Led by Chief Engineer Kako and Chief Designer Tetsuo Miki, the development teams have worked closely to produce a car in which the exterior and interior appear almost seamlessly linked. Powerful bodywork, notable for its impressively flared front and rear wings, clothes a cabin that provides a driver-focused cockpit and an open, relaxing space for passengers. While still offering a commanding view from the steering wheel, the UX offers a driving position that makes the crossover feel more like a responsive hatchback to drive, rather than an SUV.
The UX further marks a series of technical innovations, including the first use of the new global architecture platform named GA-C, which delivers fundamental high structural rigidity and a low centre of gravity, thus securing excellent ride quality and stability.
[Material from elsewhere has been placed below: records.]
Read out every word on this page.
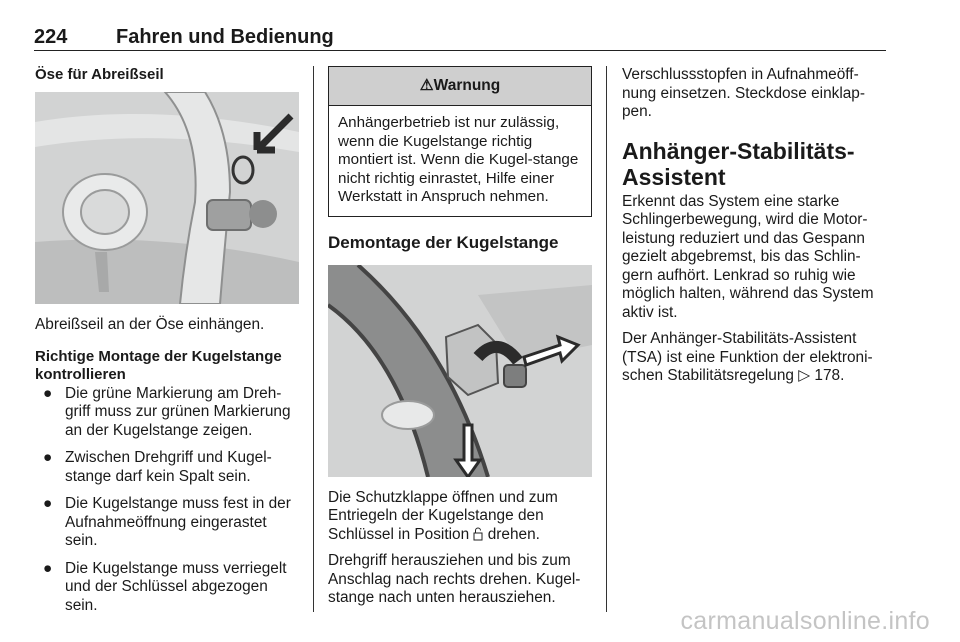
224 Fahren und Bedienung
Öse für Abreißseil

Abreißseil an der Öse einhängen.

Richtige Montage der Kugelstange kontrollieren
● Die grüne Markierung am Dreh-griff muss zur grünen Markierung an der Kugelstange zeigen.
● Zwischen Drehgriff und Kugel-stange darf kein Spalt sein.
● Die Kugelstange muss fest in der Aufnahmeöffnung eingerastet sein.
● Die Kugelstange muss verriegelt und der Schlüssel abgezogen sein.
⚠Warnung
Anhängerbetrieb ist nur zulässig, wenn die Kugelstange richtig montiert ist. Wenn die Kugel-stange nicht richtig einrastet, Hilfe einer Werkstatt in Anspruch nehmen.
Demontage der Kugelstange

Die Schutzklappe öffnen und zum Entriegeln der Kugelstange den Schlüssel in Position drehen.

Drehgriff herausziehen und bis zum Anschlag nach rechts drehen. Kugel-stange nach unten herausziehen.

Verschlussstopfen in Aufnahmeöff-nung einsetzen. Steckdose einklap-pen.

Anhänger-Stabilitäts-Assistent

Erkennt das System eine starke Schlingerbewegung, wird die Motor-leistung reduziert und das Gespann gezielt abgebremst, bis das Schlin-gern aufhört. Lenkrad so ruhig wie möglich halten, während das System aktiv ist.

Der Anhänger-Stabilitäts-Assistent (TSA) ist eine Funktion der elektroni-schen Stabilitätsregelung ▷ 178.

carmanualsonline.info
New powertrains are also deployed for the first time: a new 2.0-liter petrol engine that reaps the performance and fuel economy benefits of high thermal efficiency; and a new mid- power, fourth generation self-charging hybrid system.
The aim for the UX was not to conform to the established, solid crossover look, but to achieve a compact design that is both strong and stylish, breaking with the conventions of the segment to deliver something more distinctive and dynamic.
This design approach can be seen at work in the way the front and rear wings flare strongly outwards in relation to the car’s basic form, which flows out from the lines of the spindle grille to envelop the cabin. The meticulously formed exterior surfaces are simple but captivating, expressing strength and dynamism.
The UX measures 4,495 mm long, 1,520 mm high, and 1,840 mm wide, and has a 2,640 mm wheelbase. An 870 mm couple distance ensures ample space for rear seat passengers, while the load area is a generous 791 mm long.
Chief Engineer Kako drew on her earlier experience in materials development and time spent working in Europe to help define the quality and appearance of the interior, in particular applying an uncluttered “less is more” approach to achieve the desired effect.
“In the course of [my earlier]work, I learned that even if the elements that make up the interior, such as the seats, instrument panel and ornamentation, are all made to a high specification, that doesn’t necessarily mean that the overall look will give an elegant impression. When it comes to determining whether an interior is good or bad, controlling the overall balance between the continuity, unity and contrast is more important than the relative specifications of individual components,” she added.
Two new powertrains made their debut: a new, fourth-generation self-charging hybrid system with 178 DIN hp/131kW1 and the choice of front wheel drive or E-Four in the UX 250h; and a new 2.0-liter petrol engine with high thermal efficiency, available with a new Direct Shift continuously variable transmission in the UX 200.
Suspension, steering and tires have also all been developed to support Lexus’ dynamic and performance ambitions for the UX.
First use of new global architecture platform named GA-C
The UX is the first Lexus to be constructed using the new global architecture platform named GA-C, the foundation for the car’s dynamic performance. Its development focused on giving the UX nimble and instant response to the driver’s inputs, while communicating a sense of stability and safety.